In that sense, the most bang for the buck (as it were) can be determined by identifying, for any given amount $M-1$ and base $b$, the required number of "stages" $k = \lceil \log_b M \rceil$, and then minimizing the number of coins $N = k(b-1)$. That is, we minimize
$$ N = (b-1) \lceil \log_b M \rceil $$
Note that this is something of an overestimate, since not all coins in the uppermost "stage" may be needed (for instance, for $\$1.00$ in ternary coins, we do not need two $81$-cent coins), but it will give us a general idea of the principles involved. Let us avoid the discrete niceties of $N$ and instead minimize
$$ N_0 = (b-1) \log_b M $$
and then
$$ \frac{dN_0}{db} = \frac{(1-b+b \ln b) \ln M}{b (\ln b)^2} $$
Since both $\ln M$ and $b (\ln b)^2$ are positive in the range in question, minimizing $N_0$ amounts to finding $1-b+b\ln b = 0$. But $1-b+b\ln b$ is also always positive, for $b > 1$, so our best bet (in discrete coins) is to choose the minimum $b$, which is $2$: We should use binary coins to minimize the number of coins needed to make change, for most amounts.
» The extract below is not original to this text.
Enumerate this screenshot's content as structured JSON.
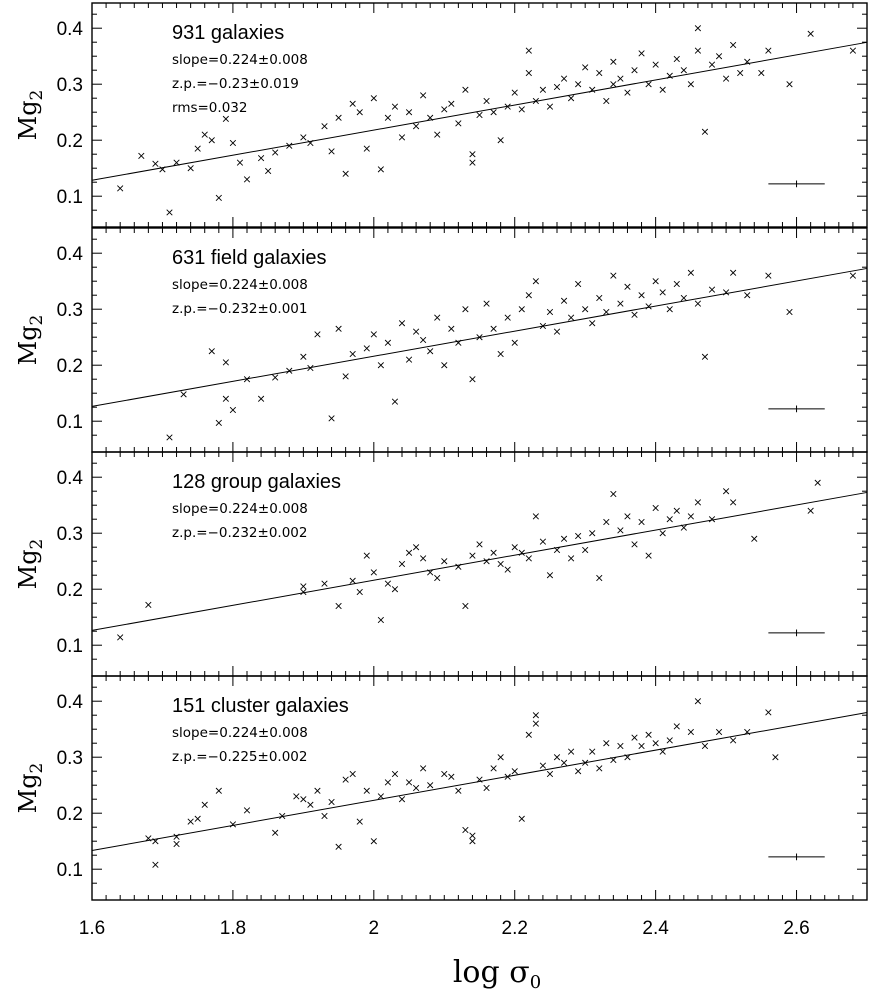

The number of coins needed is then
$$ N = \lceil \lg M \rceil $$
where $\lg$ is log to the base $2$. It would be an interesting exercise (which I will defer for the moment) to determine for which amounts other coin configurations outperform binary.
ETA: Returning to think about this again, I think it must be that no other combinations can ever outperform binary (in the sense of requiring fewer coins); they might require as many, but never fewer.
One way to see this is to consider the cases where $M-1 = 2^k$—that is, situations where we must make change for all amounts up to a power of $2$. That is where binary coins are at their least efficient, since they include the single coin of that uppermost power of $2$, for a total of $k+1$ coins. For instance, to make change for $16$ cents, we must include a $16$-cent coin.
In order to outperform that, however, we must somehow make change with some other configuration for all amounts up to $2^k$ using only $k$ coins. But the number of non-empty subsets of a set of $k$ coins is only $2^k-1$. Therefore, there aren't enough selections of coins to make change in a way that is better than binary coins, so binary coins are always (among) the best.
Therefore, the answers to the first two questions are:
1. Coins of $1, 2, 4, 8, 16, 32, 64$ cents (seven in all) suffice to make change for any amount up to $\$1.27$, as noted above.
2. Nine coins, in binary configuration, suffice to make change for any amount up to $\$5.11$.